Second, we’ve added numeric repetition to match that found in regular expressions. As well as the * and + operators, we now have:

  • expr{n} matches expr exactly n times
  • expr{n,} matches expr at least n times
  • expr{n,m} matches expr at least n times and at most m times

So for example, [a-z]{3,5} matches 'bad' and 'apple', but not 'no' or 'bananas'.

Finally, we’ve added an --output option to the command line. Normally, the output location is decided by either:

  • For languages that generate a single file, replace the .peg suffix of the grammar file with a language-specific extension.
  • For languages that generate multiple files, create a directory named the same as the grammar with the .peg extension removed.

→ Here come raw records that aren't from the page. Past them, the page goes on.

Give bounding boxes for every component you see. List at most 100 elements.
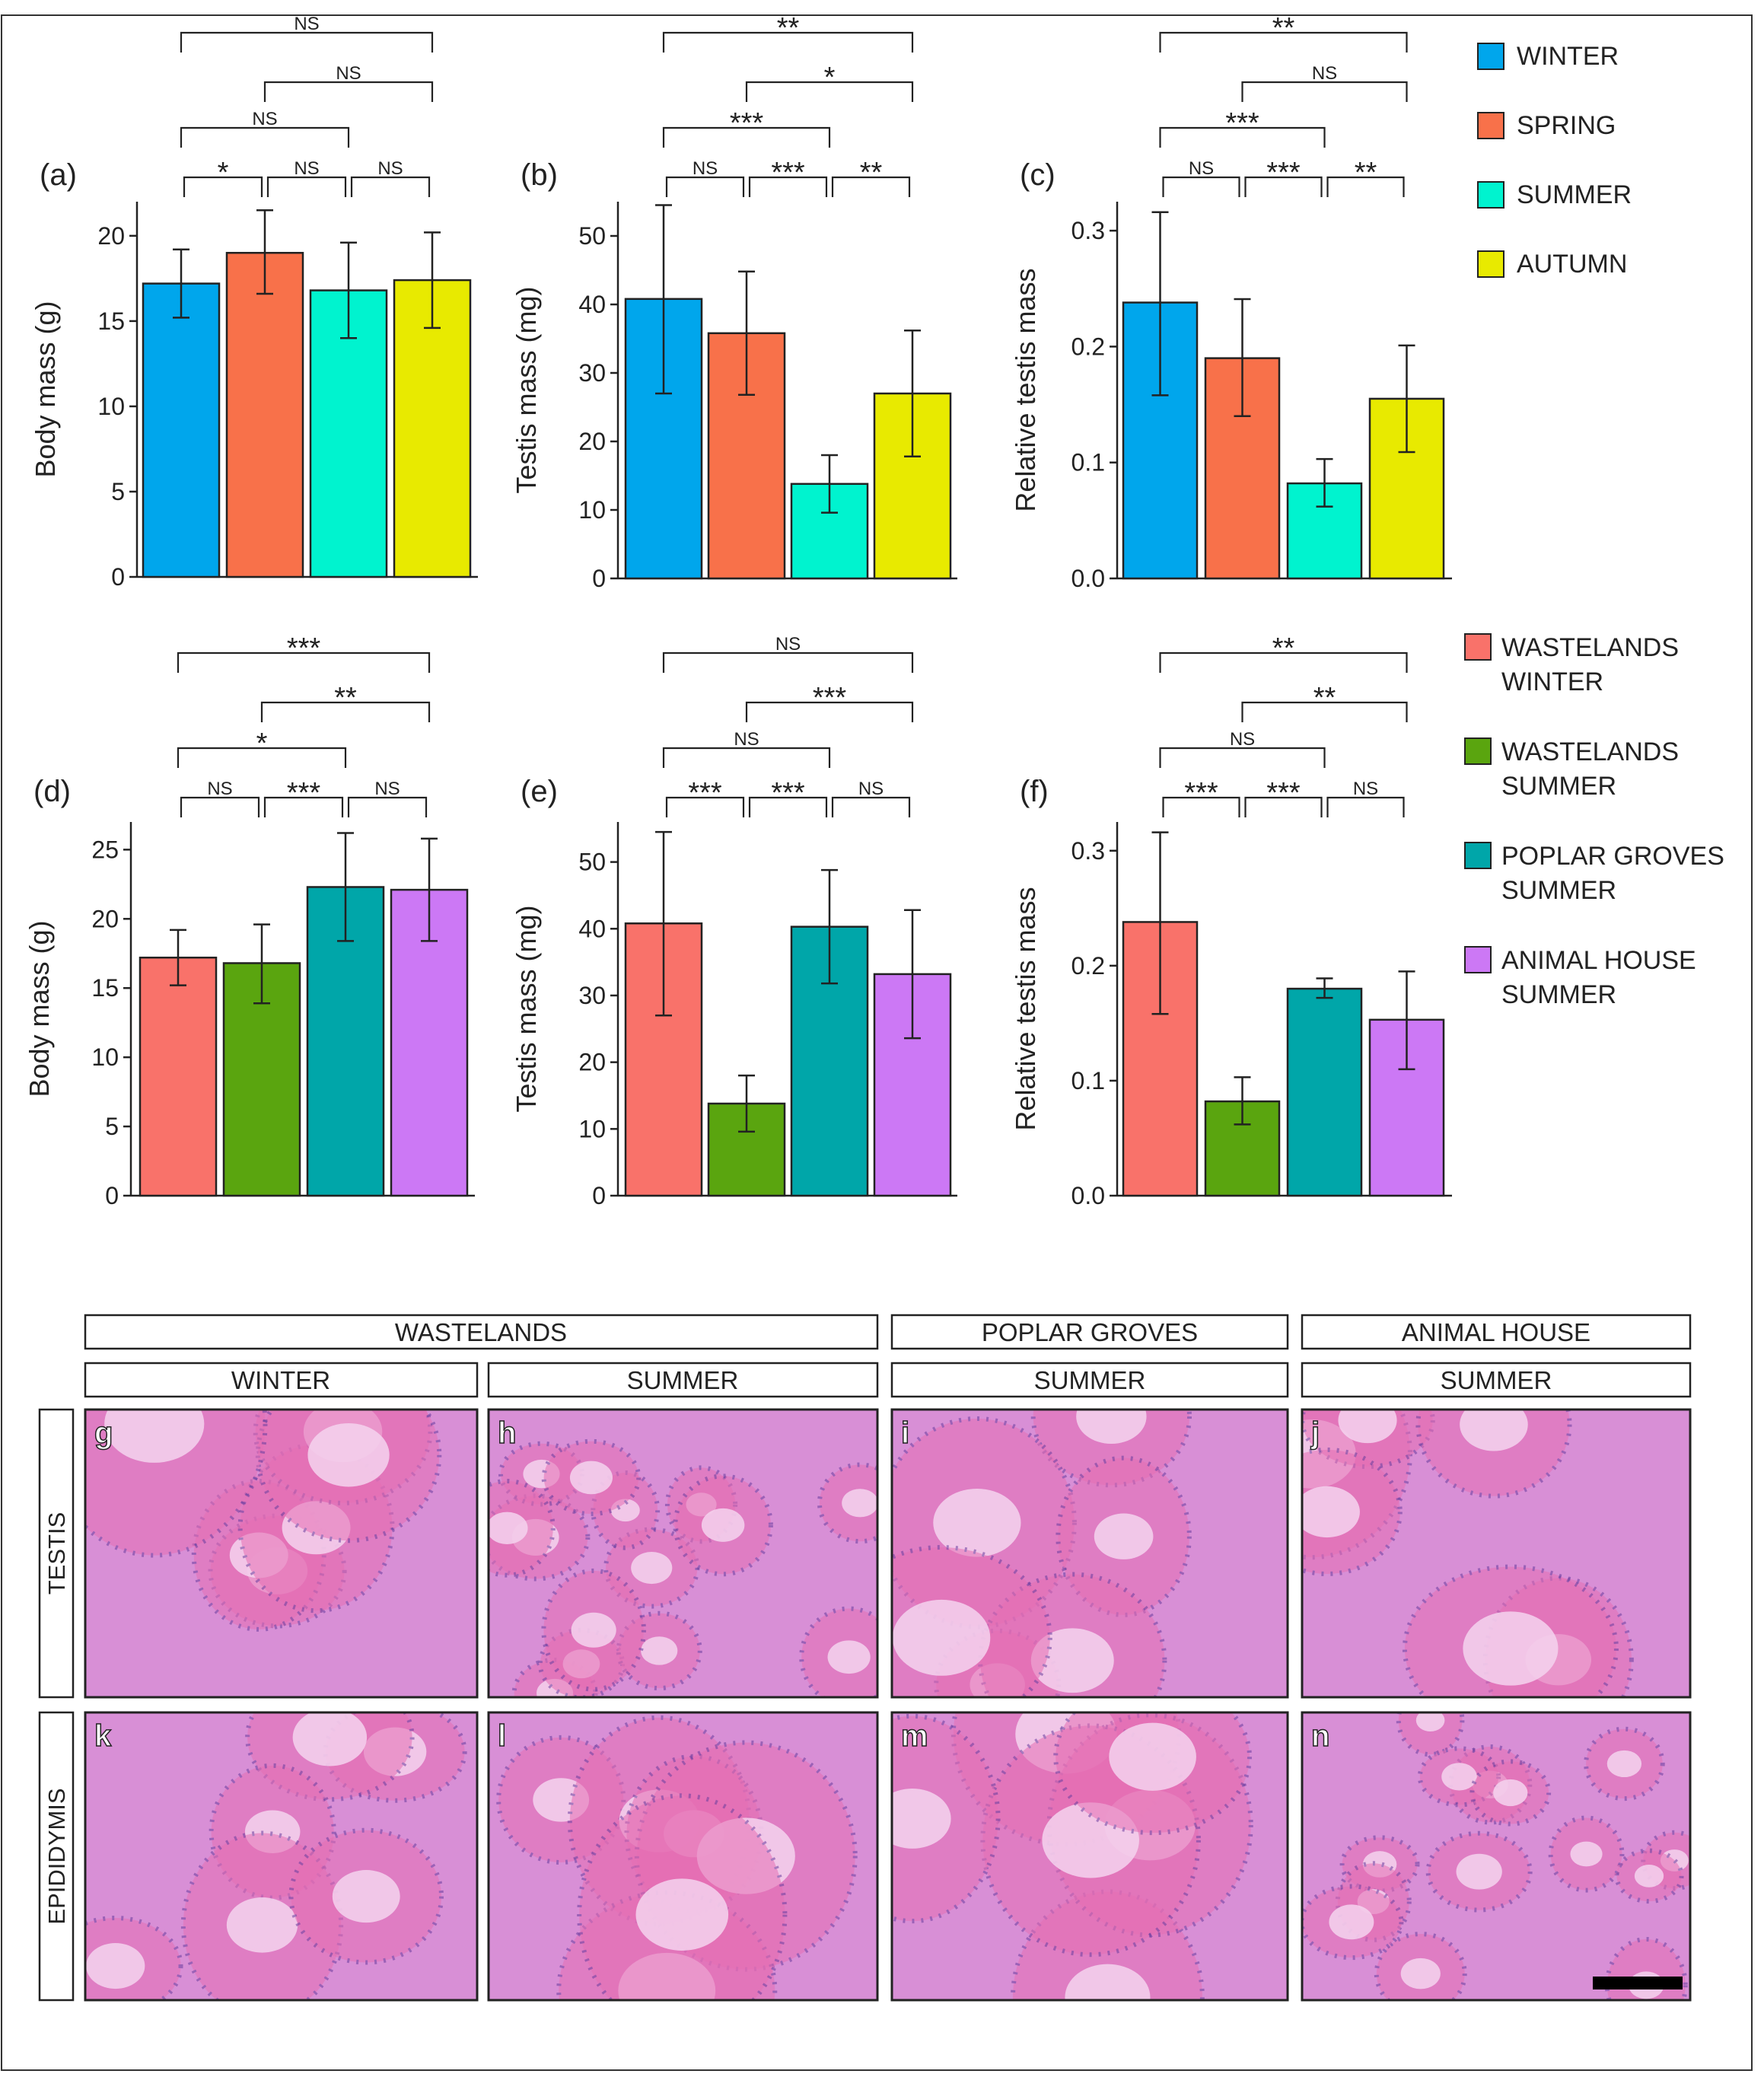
- significance-label: **: [334, 682, 357, 714]
- significance-bracket: [183, 176, 263, 197]
- significance-bracket: [1159, 747, 1326, 768]
- tubule-lumen: [1338, 1410, 1397, 1444]
- legend-swatch: [1477, 112, 1504, 139]
- legend-item-spring: SPRING: [1477, 111, 1616, 140]
- season-header-col4: SUMMER: [1301, 1362, 1692, 1398]
- micrograph-tissue: [1302, 1712, 1690, 2000]
- y-axis-label: Body mass (g): [30, 301, 61, 477]
- legend-item-summer: SUMMER: [1477, 180, 1632, 209]
- bar: [393, 279, 472, 578]
- significance-label: ***: [730, 107, 764, 139]
- tubule-lumen: [635, 1878, 729, 1951]
- group-header-label: ANIMAL HOUSE: [1402, 1318, 1590, 1346]
- figure-frame: [1, 14, 1753, 2071]
- significance-bracket: [1159, 31, 1408, 53]
- legend-item-animal-house-summer: ANIMAL HOUSE SUMMER: [1464, 946, 1696, 1009]
- significance-bracket: [266, 176, 347, 197]
- panel-letter: i: [901, 1416, 909, 1450]
- micrograph-tissue: [85, 1712, 477, 2000]
- y-axis-label: Relative testis mass: [1010, 887, 1041, 1130]
- significance-bracket: [177, 651, 431, 673]
- bar: [225, 251, 304, 578]
- tubule-lumen: [1634, 1864, 1664, 1887]
- y-tick-label: 40: [578, 915, 606, 942]
- significance-bracket: [260, 701, 431, 722]
- legend-habitats: WASTELANDS WINTER WASTELANDS SUMMER POPL…: [1464, 633, 1724, 1009]
- significance-bracket: [1326, 176, 1405, 197]
- tubule-lumen: [641, 1636, 678, 1665]
- significance-bracket: [1241, 81, 1408, 102]
- scale-bar: [1593, 1977, 1683, 1989]
- micrograph-frame: [487, 1408, 879, 1699]
- legend-item-winter: WINTER: [1477, 42, 1619, 71]
- micrograph-frame: [84, 1408, 479, 1699]
- significance-bracket: [177, 747, 347, 768]
- y-tick-label: 10: [578, 1115, 606, 1142]
- row-label-text: EPIDIDYMIS: [43, 1788, 70, 1924]
- panel-letter: n: [1311, 1719, 1329, 1753]
- micrograph-m: m: [890, 1711, 1289, 2002]
- tubule: [1415, 1410, 1572, 1499]
- micrograph-k: k: [84, 1711, 479, 2002]
- y-tick-label: 0.0: [1071, 1182, 1105, 1209]
- tubule-lumen: [1076, 1410, 1147, 1445]
- significance-label: ***: [287, 632, 321, 664]
- micrograph-tissue: [1302, 1410, 1690, 1697]
- tubule-lumen: [1302, 1486, 1360, 1538]
- tubule-lumen: [1463, 1611, 1559, 1686]
- y-tick-label: 20: [578, 428, 606, 455]
- panel-label: (b): [521, 158, 558, 192]
- season-header-label: SUMMER: [1441, 1366, 1552, 1394]
- significance-bracket: [1326, 796, 1405, 817]
- micrograph-frame: [890, 1408, 1289, 1699]
- legend-label: WINTER: [1517, 42, 1619, 71]
- y-tick-label: 15: [97, 307, 125, 335]
- tubule-lumen: [842, 1489, 877, 1518]
- tubule-lumen: [86, 1943, 145, 1989]
- panel-letter: k: [94, 1719, 112, 1753]
- charts: 0 5 10 15 20 Body mass (g) (a) * NS NS NS NS NS 0 10 20…: [24, 12, 1452, 1209]
- micrograph-tissue: [489, 1410, 877, 1697]
- bar: [142, 282, 221, 578]
- legend-label: SPRING: [1517, 111, 1616, 140]
- significance-label: **: [1272, 632, 1295, 664]
- tubule-lumen: [1441, 1763, 1477, 1791]
- bar: [1368, 1018, 1445, 1197]
- group-header-label: POPLAR GROVES: [982, 1318, 1198, 1346]
- micrograph-j: j: [1301, 1408, 1692, 1699]
- significance-label: ***: [771, 157, 805, 189]
- y-tick-label: 10: [91, 1043, 119, 1071]
- significance-label: NS: [734, 729, 759, 750]
- y-tick-label: 0.1: [1071, 1067, 1105, 1094]
- legend-label-line1: WASTELANDS: [1501, 737, 1679, 766]
- tubule-lumen: [1456, 1853, 1502, 1890]
- tubule-lumen: [332, 1870, 400, 1923]
- significance-label: NS: [858, 779, 884, 799]
- group-header-label: WASTELANDS: [395, 1318, 567, 1346]
- bar: [1286, 987, 1363, 1197]
- significance-label: NS: [336, 63, 361, 84]
- legend-swatch: [1464, 633, 1492, 661]
- bar: [139, 956, 218, 1197]
- panel-label: (d): [33, 775, 71, 808]
- season-header-col2: SUMMER: [487, 1362, 879, 1398]
- micrograph-frame: [890, 1711, 1289, 2002]
- y-tick-label: 0.2: [1071, 333, 1105, 360]
- legend-label-line2: SUMMER: [1501, 876, 1616, 905]
- y-tick-label: 50: [578, 849, 606, 876]
- significance-label: NS: [207, 779, 232, 799]
- legend-swatch: [1464, 842, 1492, 869]
- tubule: [1396, 1712, 1465, 1757]
- tubule-lumen: [489, 1512, 528, 1544]
- significance-label: ***: [1225, 107, 1259, 139]
- significance-label: **: [1313, 682, 1336, 714]
- micrograph-n: n: [1301, 1711, 1692, 2002]
- significance-bracket: [180, 126, 350, 148]
- significance-bracket: [745, 701, 914, 722]
- significance-label: *: [256, 728, 268, 760]
- y-tick-label: 20: [91, 905, 119, 932]
- significance-label: ***: [1184, 777, 1218, 809]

This automatic decision can now be overridden using the --output option. A language-specific extension will be automatically added to this path if needed. In Java, the package name is set to match the output location. In Ruby, the grammar module is still named after the grammar name in the file, for example if the grammar file begins grammar A.B.C then the ruby module will be named A::B::C regardless of where the output is written to.

That covers all the functional changes. The last thing to mention is that Canopy v0.4 is published under the Mozilla Public License 2.0 rather than the GPLv3. We had a question about the licensing of derivative works, because parsers generated by Canopy contain snippets of its source code. In v0.3 these were really just tiny fragments glued together by the code generator, but it was enough to make some users cautious. This is even more of an issue in v0.4, because we’ve changed the implementation to use template files to generate more of the code, so the generated files do contain substantial chunks of Canopy’s code.

We’ve switched to the MPL to try to strike a balance. I would like Canopy itself, and modified versions of it, to remain free software, and they must be distributed under the MPL. However, if you use Canopy to build a parser and embed that parser in a larger program, it is our intention that you can distribute the result under whatever terms you want, as long as Canopy itself remains free. The MPL’s terms for Larger Works cover this.

That about covers it. Because of the situation the project was in, it had become very difficult to ship for quite a long time, but this is hopefully now resolved and future changes can be made much more quickly. So do install v0.4 and let me know if you find any issues!